DINOV2-FCS: a model for fruit leaf disease classification and severity prediction

Front Plant Sci. 2024 Dec 6:15:1475282. doi: 10.3389/fpls.2024.1475282. eCollection 2024.

Abstract

Introduction: The assessment of the severity of fruit disease is crucial for the optimization of fruit production. By quantifying the percentage of leaf disease, an effective approach to determining the severity of the disease is available. However, the current prediction of disease degree by machine learning methods still faces challenges, including suboptimal accuracy and limited generalizability.

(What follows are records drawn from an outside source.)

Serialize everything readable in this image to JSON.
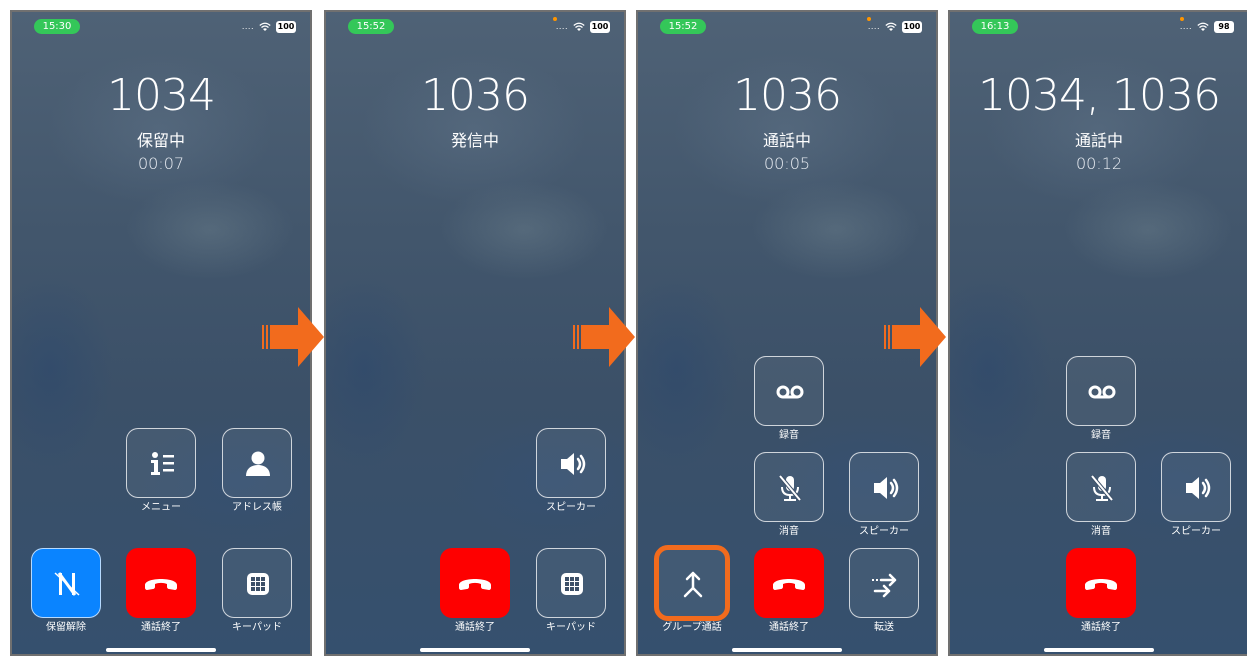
{
  "screens": [
    {
      "time": "15:30",
      "battery": "100",
      "caller": "1034",
      "status": "保留中",
      "duration": "00:07",
      "labels": {
        "menu": "メニュー",
        "contacts": "アドレス帳",
        "unhold": "保留解除",
        "end": "通話終了",
        "keypad": "キーパッド"
      }
    },
    {
      "time": "15:52",
      "battery": "100",
      "caller": "1036",
      "status": "発信中",
      "labels": {
        "speaker": "スピーカー",
        "end": "通話終了",
        "keypad": "キーパッド"
      }
    },
    {
      "time": "15:52",
      "battery": "100",
      "caller": "1036",
      "status": "通話中",
      "duration": "00:05",
      "labels": {
        "record": "録音",
        "mute": "消音",
        "speaker": "スピーカー",
        "group": "グループ通話",
        "end": "通話終了",
        "transfer": "転送"
      }
    },
    {
      "time": "16:13",
      "battery": "98",
      "caller": "1034, 1036",
      "status": "通話中",
      "duration": "00:12",
      "labels": {
        "record": "録音",
        "mute": "消音",
        "speaker": "スピーカー",
        "end": "通話終了"
      }
    }
  ],
  "colors": {
    "accent_orange": "#f26b1d",
    "end_call_red": "#fe0000",
    "hold_blue": "#0a84ff",
    "time_pill_green": "#34c759"
  },
  "icons": [
    "list-icon",
    "person-icon",
    "unhold-icon",
    "hangup-icon",
    "keypad-icon",
    "speaker-icon",
    "voicemail-icon",
    "mute-icon",
    "merge-icon",
    "transfer-icon",
    "wifi-icon",
    "right-arrow-icon"
  ]
}
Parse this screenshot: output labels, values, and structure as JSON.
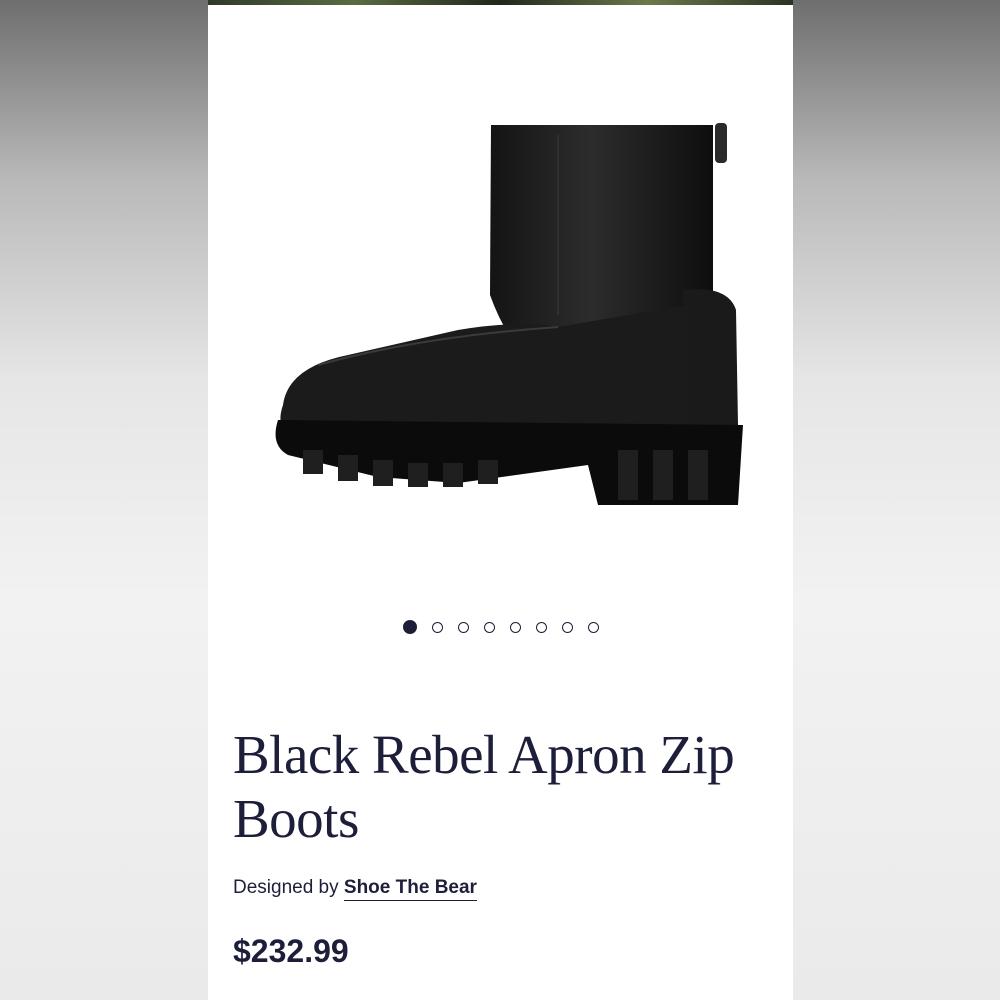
{
  "product": {
    "title": "Black Rebel Apron Zip Boots",
    "designed_by_label": "Designed by",
    "designer_name": "Shoe The Bear",
    "price": "$232.99",
    "image": "black-leather-boot"
  },
  "carousel": {
    "total_slides": 8,
    "active_slide": 1
  },
  "colors": {
    "text": "#1d1f3a",
    "background": "#ffffff"
  }
}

Methods: In light of the growing application of large model technology across a range of fields, this study draws upon the DINOV2 visual large vision model backbone network to construct the DINOV2-Fruit Leaf Classification and Segmentation Model (DINOV2-FCS), a model designed for the classification and severity prediction of diverse fruit leaf diseases. DINOV2-FCS employs the DINOv2-B (distilled) backbone feature extraction network to enhance the extraction of features from fruit disease leaf images. In fruit leaf disease classification, for the problem that leaf spots of different diseases have great similarity, we have proposed Class-Patch Feature Fusion Module (C-PFFM), which integrates the local detailed feature information of the spots and the global feature information of the class markers. For the problem that the model ignores the fine spots in the segmentation process, we propose Explicit Feature Fusion Architecture (EFFA) and Alterable Kernel Atrous Spatial Pyramid Pooling (AKASPP), which improve the segmentation effect of the model.

Results: To verify the accuracy and generalizability of the model, two sets of experiments were conducted. First, the labeled leaf disease dataset of five fruits was randomly divided. The trained model exhibited an accuracy of 99.67% in disease classification, an mIoU of 90.29%, and an accuracy of 95.68% in disease severity classification. In the generalizability experiment, four disease data sets were used for training and one for testing. The mIoU of the trained model reached 83.95%, and the accuracy of disease severity grading was 95.24%.

Discussion: The results demonstrate that the model exhibits superior performance compared to other state-of-the-art models and that the model has strong generalization capabilities. This study provides a new method for leaf disease classification and leaf disease severity prediction for a variety of fruits. Code is available at https://github.com/BaiChunhui2001/DINOV2-FCS.

Keywords: DINOV2; deep learning; fruit disease recognition; semantic segmentation; smart agriculture.

Grants and funding

The author(s) declare financial support was received for the research, authorship, and/or publication of this article. This study was supported by Yunnan Provincial Science and Technology Major Project(No. 202202AE090008) titled “Application and Demonstration of Digital Rural Governance Based on Big Data and Artificial Intelligence”.